We find that, whereas scientific knowledge is achieved by scrutinizing relations within that ‘fixed sphere’, religious thought for Einstein begins when one recognizes a limit within the sphere. Consciousness of this limit forms the foundation of Einstein’s ‘cosmic religion’.

We see the significance of this limit most directly in Einstein’s ‘religious credo’. Here, he claims that beyond all the conceptual structures by which we know the world, one can become aware of a profound mystery to existence.

…One does not become aware of this ‘mystery’ by rejecting scientific knowledge, but by embracing it—embracing its foundations, its scope, and ultimately its self-revealed logical limits.

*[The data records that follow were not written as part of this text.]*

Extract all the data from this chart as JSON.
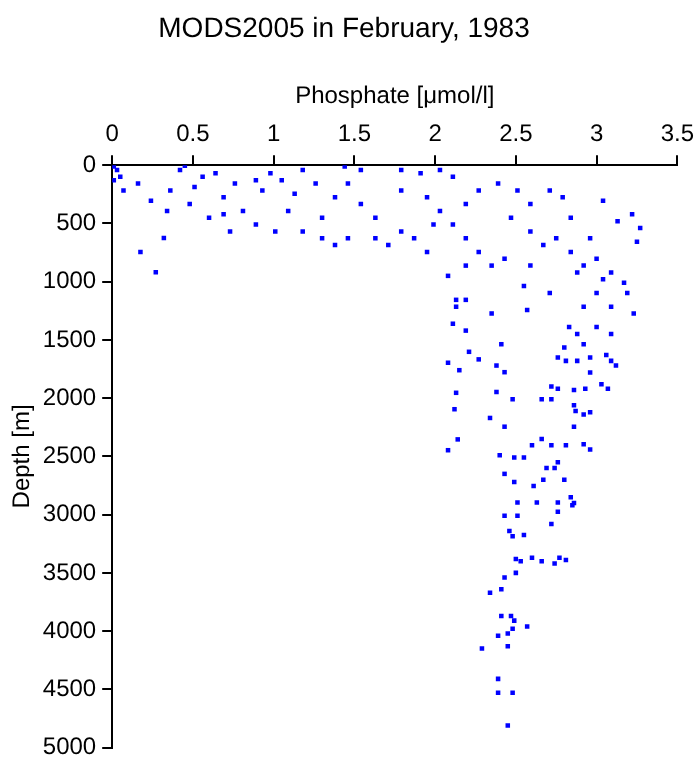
{
  "chart_data": {
    "type": "scatter",
    "title": "MODS2005 in February, 1983",
    "xlabel": "Phosphate [μmol/l]",
    "ylabel": "Depth [m]",
    "xlim": [
      0,
      3.5
    ],
    "xticks": [
      0,
      0.5,
      1,
      1.5,
      2,
      2.5,
      3,
      3.5
    ],
    "ylim": [
      5000,
      0
    ],
    "yticks": [
      0,
      500,
      1000,
      1500,
      2000,
      2500,
      3000,
      3500,
      4000,
      4500,
      5000
    ],
    "grid": false,
    "legend": false,
    "marker": "square",
    "series": [
      {
        "color": "#0000ff",
        "x": [
          2.08,
          2.15,
          2.13,
          2.12,
          2.14,
          2.08,
          2.21,
          2.27,
          2.38,
          2.43,
          2.38,
          2.34,
          2.43,
          2.4,
          2.43,
          2.49,
          2.49,
          2.55,
          2.6,
          2.66,
          2.72,
          2.67,
          2.61,
          2.63,
          2.51,
          2.43,
          2.51,
          2.46,
          2.48,
          2.55,
          2.72,
          2.76,
          2.84,
          2.85,
          2.76,
          2.86,
          2.5,
          2.53,
          2.6,
          2.66,
          2.74,
          2.77,
          2.81,
          2.5,
          2.43,
          2.34,
          2.41,
          2.41,
          2.47,
          2.49,
          2.57,
          2.48,
          2.45,
          2.39,
          2.45,
          2.29,
          2.39,
          2.39,
          2.48,
          2.45,
          2.76,
          2.81,
          2.88,
          2.96,
          3.06,
          3.09,
          3.12,
          2.96,
          3.03,
          3.07,
          2.93,
          2.86,
          2.76,
          2.72,
          2.72,
          2.66,
          2.48,
          2.86,
          2.87,
          2.92,
          2.96,
          2.86,
          2.92,
          2.96,
          2.81,
          2.76,
          2.69,
          2.74,
          2.8,
          0.175,
          0.27,
          0.32,
          0.03,
          0.16,
          0.07,
          0.36,
          0.56,
          0.69,
          0.48,
          0.34,
          0.24,
          0.01,
          0.64,
          0.6,
          0.69,
          0.81,
          0.89,
          1.01,
          0.73,
          1.09,
          0.93,
          1.05,
          1.18,
          1.26,
          1.13,
          1.38,
          1.46,
          1.3,
          1.18,
          1.3,
          1.38,
          1.54,
          1.63,
          1.46,
          1.71,
          1.79,
          1.87,
          1.99,
          1.95,
          1.63,
          1.44,
          1.54,
          1.79,
          1.91,
          2.03,
          2.11,
          1.79,
          1.95,
          2.03,
          2.11,
          2.19,
          2.27,
          2.35,
          2.19,
          2.27,
          2.39,
          2.51,
          2.59,
          2.47,
          2.59,
          2.67,
          2.75,
          2.84,
          2.92,
          3.0,
          3.04,
          3.22,
          3.27,
          3.25,
          3.13,
          2.71,
          2.79,
          2.84,
          2.96,
          3.04,
          3.09,
          3.17,
          3.0,
          2.92,
          3.09,
          3.19,
          3.23,
          3.0,
          2.88,
          3.09,
          2.83,
          2.57,
          2.35,
          2.13,
          2.13,
          2.11,
          2.19,
          2.41,
          2.19,
          2.08,
          2.8,
          2.92,
          2.59,
          2.43,
          2.19,
          2.55,
          2.71,
          2.88,
          0.01,
          0.05,
          0.42,
          0.51,
          0.76,
          0.89,
          0.98,
          0.45
        ],
        "values": [
          1696,
          1760,
          1954,
          2095,
          2354,
          2447,
          1602,
          1667,
          1720,
          1777,
          1947,
          2170,
          2245,
          2490,
          2650,
          2720,
          2510,
          2510,
          2405,
          2350,
          2405,
          2700,
          2755,
          2895,
          2895,
          3010,
          3010,
          3140,
          3185,
          3175,
          3080,
          2895,
          2850,
          2920,
          2975,
          2900,
          3380,
          3400,
          3370,
          3400,
          3420,
          3370,
          3390,
          3500,
          3540,
          3670,
          3640,
          3870,
          3870,
          3910,
          3960,
          3980,
          4020,
          4040,
          4130,
          4150,
          4410,
          4530,
          4530,
          4810,
          1650,
          1680,
          1680,
          1650,
          1630,
          1680,
          1720,
          1780,
          1880,
          1920,
          1920,
          1930,
          1920,
          1900,
          2010,
          2010,
          2010,
          2060,
          2110,
          2140,
          2120,
          2245,
          2395,
          2440,
          2405,
          2550,
          2600,
          2600,
          2700,
          745,
          920,
          625,
          41,
          158,
          217,
          217,
          100,
          275,
          334,
          393,
          305,
          12,
          70,
          452,
          422,
          393,
          510,
          570,
          570,
          393,
          217,
          129,
          41,
          158,
          246,
          275,
          158,
          452,
          570,
          628,
          686,
          334,
          452,
          628,
          686,
          570,
          628,
          510,
          745,
          628,
          12,
          41,
          41,
          70,
          41,
          100,
          217,
          275,
          393,
          510,
          628,
          745,
          862,
          334,
          217,
          158,
          217,
          334,
          452,
          570,
          686,
          628,
          745,
          862,
          803,
          305,
          422,
          540,
          657,
          481,
          217,
          275,
          452,
          628,
          980,
          921,
          1009,
          1097,
          1215,
          1215,
          1097,
          1273,
          1390,
          1449,
          1449,
          1390,
          1244,
          1273,
          1156,
          1215,
          1361,
          1420,
          1537,
          1156,
          950,
          1566,
          1537,
          862,
          803,
          862,
          1038,
          1097,
          921,
          129,
          100,
          41,
          188,
          158,
          129,
          70,
          5
        ]
      }
    ]
  }
}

The awareness of this mystery, this limit to knowledge, is what engenders Einstein’s profoundly felt religiosity. For instance, when asked if he believes in God, Einstein responds:

“I am not an atheist. I do not know if I can define myself as a pantheist. The problem involved is too vast for our limited minds . . . The human mind, no matter how highly trained, cannot grasp the universe.”

The importance of historical contexts:

Dr Woolley suggests that to fully appreciate Einstein’s religious writings on the interwoven themes of ‘mystery’, ‘reason in nature’, ‘religious feeling’, necessitates going into considerable philosophical depth and looking back at the nineteenth- and early twentieth-century philosophical movements in which Einstein’s views developed.

He introduces some of the historical contexts by looking briefly at the work of three Einstein scholars, Gerald Holton, Max Jammer, and Don Howard and suggests that:

After ‘mystery’ a concern for ethics is the most prominent aspect of Einstein’s religious writings … (and that) Einstein’s religious views while still being influence by traditional religious systems do not lend themselves easily to questions stemming from a supernaturalist metaphysics … (Appreciating this means) we will not make the error of hastily assuming that, because the focus is not supernaturalist metaphysics, Einstein’s ‘cosmic religion’ is merely romanticized scientism.

 

To summarise

In summary, questions related to supernaturalist metaphysics, however that may be defined, are not those best suited to bring to interpretations of Einstein’s religiosity. Such questions undermine the way in which Einstein frames his statements on religion. They tend to overlook the subtleties involved in his epistemology of science and ignore the (historical and ethical context) in which his religious thinking developed.

Einstein emphasizes that religion, not science, is where a culture finds the source and expression for what should be, rather than what is.